Jackie Robinson was born 100 years ago today.  There is an entire section of today’s Times devoted to his life, and it is well worth reading as both baseball and social history  Although little will approach the emotional pull of Ken Burns’ treatment of Robinson in his epic baseball history, I confess that a tear (or more) came to my eyes in thumbing through the Times treatment.

I grew up in Brooklyn and my father took me to my first baseball game, at Ebbetts Field, to see Robinson play.  It is not possible to explain the role of the Dodgers in Brooklyn, nor the fervor of Dodger fans in favor of Robinson.  We did know we were making history.  It was not that history found out about us.  It was a knowing love of the man and the moment, and a proud moment for each of us.  We particularly hated those players who insulted or spiked Robinson, particularly hated those teams that were attacking #42.  Take that, St. Louis Cardinals!
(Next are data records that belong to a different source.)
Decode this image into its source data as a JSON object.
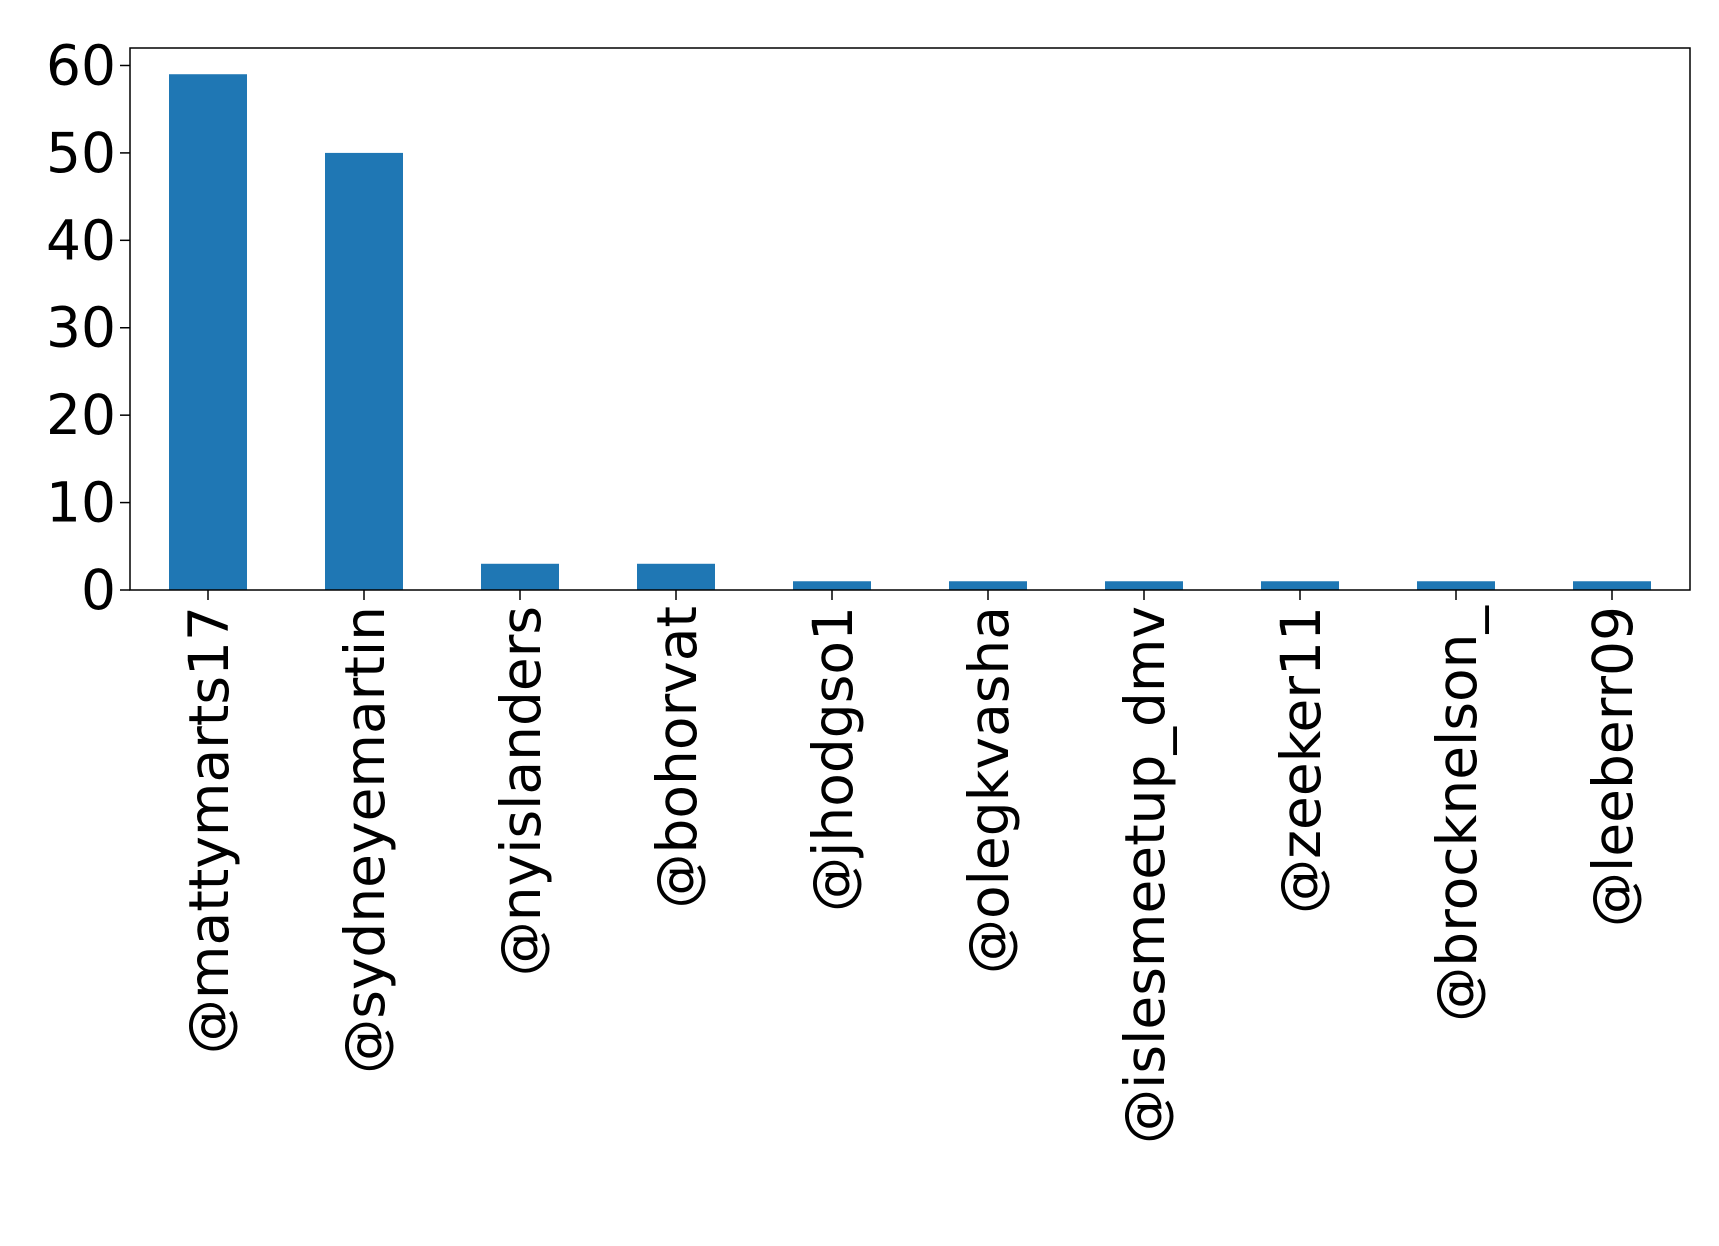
{
  "chart_data": {
    "type": "bar",
    "title": "",
    "xlabel": "",
    "ylabel": "",
    "categories": [
      "@mattymarts17",
      "@sydneyemartin",
      "@nyislanders",
      "@bohorvat",
      "@jhodgso1",
      "@olegkvasha",
      "@islesmeetup_dmv",
      "@zeeker11",
      "@brocknelson_",
      "@leeberr09"
    ],
    "values": [
      59,
      50,
      3,
      3,
      1,
      1,
      1,
      1,
      1,
      1
    ],
    "ylim": [
      0,
      62
    ],
    "yticks": [
      0,
      10,
      20,
      30,
      40,
      50,
      60
    ],
    "bar_color": "#1f77b4",
    "grid": false,
    "legend": "none"
  }
}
Robinson is one of the few athletes to be relevant 62 years after his last game, and 47 years after his inexplicable early demise.  I still tell people what it was like in the stands, why Channel 9 invented split screen TV because viewers were more interested in seeing Robinson lead off first base than in watching the batter, how he stole home against the Yankees (yeah, the hated Yanks) in the World Series (of all places).  What I really can’t express to anyone is the sense of loss, to this day, felt about the man.

Memory is shrouded in the golden haze of childhood, sports is the early glue of a youngster defining who he is and what his tribe looks like, time promotes the mundane to the heroic, all this is true.  And it is easy to glorify someone whose social contribution is glorified by just about everyone else.  I don’t care the reason.  Every time I go to Fenway and see #42 on the facade where the retired numbers are displayed, my heart skips a beat.

 

ACLU Agenda

The Civil Liberties Union is a non-partisan organization defending civil rights guaranteed by the Constitution and our laws.  It’s political impact fairly can be said to be “liberal” as that phrase is understood in today’s politics.  ACLU brings numerous suits, almost always against governments; at today’s meeting at the Civil Liberties Union of Massachusetts it was noted that suits against the current Federal administration have numbered “about 200.”

Aside from litigating, ACLU has a program to establish civil rights through political action, all nonpartisan and all directed towards preservation of personal liberty. At today’s meeting, National Political Director Faiz Shakir outlined some of the actions ACLU has undertaken or is planning for 2019.  The key tool is ACLU volunteers, and the goal of ACLU is to mobilize and organize volunteers to achieve certain goals.

Those goals include: significant criminal law reform, some of which recently passed; increased voting through permitting ex-convicts to vote and easier registration of voters by various means; preserving rights of women to obtain abortions; suggesting or drafting legislation with pro-civil liberties themes; funding key state legislative initiatives through volunteers and advertising, including voting district gerrymandering; contacting potential presidential candidates now, at an early stage of their efforts, when they will be more open to forming opinions; and, encouraging legislation to limit the use of advanced technologies to surveil the general population by biometric technologies.

In the Massachusetts General Court (our legislature), many bills have been introduced this session worthy of study relating to protection from electronic surveillance, treatment for addiction, protection from forfeiture of property by the government for criminal connection unless a conviction has been obtained, rights of immigrants to attend court without ICE arrest, abortion protection, and a bill to permitting both registration and voting on election day itself.

One take-away: speakers suggested Massachusetts has a special obligation to limit  use of spying technologies on the general population, as so much of this technology is being developed by our local universities and is being deployed without statutory limits.